En attendant je vais déjeuner avec un vieil ami qui ne fut pas toujours un ami. C’est le moment de l'harmonie. Ce sera le moment de la drôlerie. De la légèreté ? Oui !
Et moi qui angoisse pour mes 40 ans l'an prochain...mais je n'ai pas le droit. Je regarde autour de moi et là ... je prend les choses comme elles viennent. On verra demain !
Rédigé par : Linda.S | 11 juillet 2014 à 14:32
Ne t'inquiètes pas trop pour ma capacité de Carpe Diem. En fait, j'ai peut-être écrit tout ça parce que je redoutais que le déj à venir ne fut pas léger. Et j'avais raison : il ne le fut pas. Il ne faut pas trop farfouiller dans le passé, j'ai éprouvé cette tentation, à présent je sais qu'elle est toxique.
Rédigé par : Valérie Pineau-Valencienne | 11 juillet 2014 à 17:34
Chaque âge de la vie est le bel âge !
Rédigé par : André Joucla | 12 juillet 2014 à 09:29
Vous êtes un sage, André. En fait, j'ai fait une grosse bêtise, j'ai revu un à présent vieux monsieur en croyant que nous pouvions être des amis. Mais il ne le peut pas, car il veut plus, c'est-à-dire moins. Et ça m'a rendue triste. ces choses-là ne durent pas longtemps, elles signifient juste qu'il faut que je me protège.
Rédigé par : Valérie Pineau-Valencienne | 12 juillet 2014 à 10:49
Iure, ut opinor, agat, iure increpet inciletque ;
Cedit enim rerum nouitate extrusa uetustas
Semper, et ex aliis aliud reparare necessest.
Nec quisquam in baratrum nec Tartara deditur atra ;
Materies opus est, ut crescant postera saecla ;
Quae tamen omnia te uita perfuncta sequentur ;
Nec minus ergo ante haec quam tu cecidere cadentque.
Sic alid ex alio numquam desistet oriri
Vitaque mancipio nulli datur, omnibus usu.
Lucrèce.
Rédigé par : Le Nain | 13 juillet 2014 à 04:59
Je ne saisis pas très bien ces vers, mon latin est trop faible pour les traduire. Place aux jeunes? C'est ça?

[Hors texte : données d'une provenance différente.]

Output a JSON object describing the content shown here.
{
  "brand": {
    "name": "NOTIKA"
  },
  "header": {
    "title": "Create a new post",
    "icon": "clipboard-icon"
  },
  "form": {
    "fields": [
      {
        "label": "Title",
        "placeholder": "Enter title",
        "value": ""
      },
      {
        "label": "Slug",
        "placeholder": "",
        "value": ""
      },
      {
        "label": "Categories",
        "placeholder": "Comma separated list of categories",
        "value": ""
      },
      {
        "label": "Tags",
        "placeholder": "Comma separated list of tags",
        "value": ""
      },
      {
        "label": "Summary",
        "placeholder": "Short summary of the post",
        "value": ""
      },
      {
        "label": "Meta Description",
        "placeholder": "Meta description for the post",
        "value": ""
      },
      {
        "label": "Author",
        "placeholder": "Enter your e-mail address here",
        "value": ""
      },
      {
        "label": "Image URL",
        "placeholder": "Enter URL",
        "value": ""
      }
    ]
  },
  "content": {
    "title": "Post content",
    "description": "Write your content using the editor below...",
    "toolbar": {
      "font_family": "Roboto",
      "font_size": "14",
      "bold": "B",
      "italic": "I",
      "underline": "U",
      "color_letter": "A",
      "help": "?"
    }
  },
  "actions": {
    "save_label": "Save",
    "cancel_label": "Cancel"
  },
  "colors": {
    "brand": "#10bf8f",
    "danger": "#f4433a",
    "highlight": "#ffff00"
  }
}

Rédigé par : Valérie Pineau-Valencienne | 13 juillet 2014 à 12:34
Juste réquisitoire à mon sens, juste discours de blâmes et de reproches. Toujours en effet, la vieillesse dans le monde doit céder au jeune âge qui l'expulse; les choses se renouvellent aux dépens les unes des autres, suivent un ordre fatal.
Nul n'est précipité dans le noir gouffre du Tartare; mais il est besoin de matière pour la croissance des générations nouvelles, lesquelles à leur tour, leur vie achevée, iront te rejoindre; toutes celles qui t'ont précédé ont déjà disparu, toutes après toi passeront.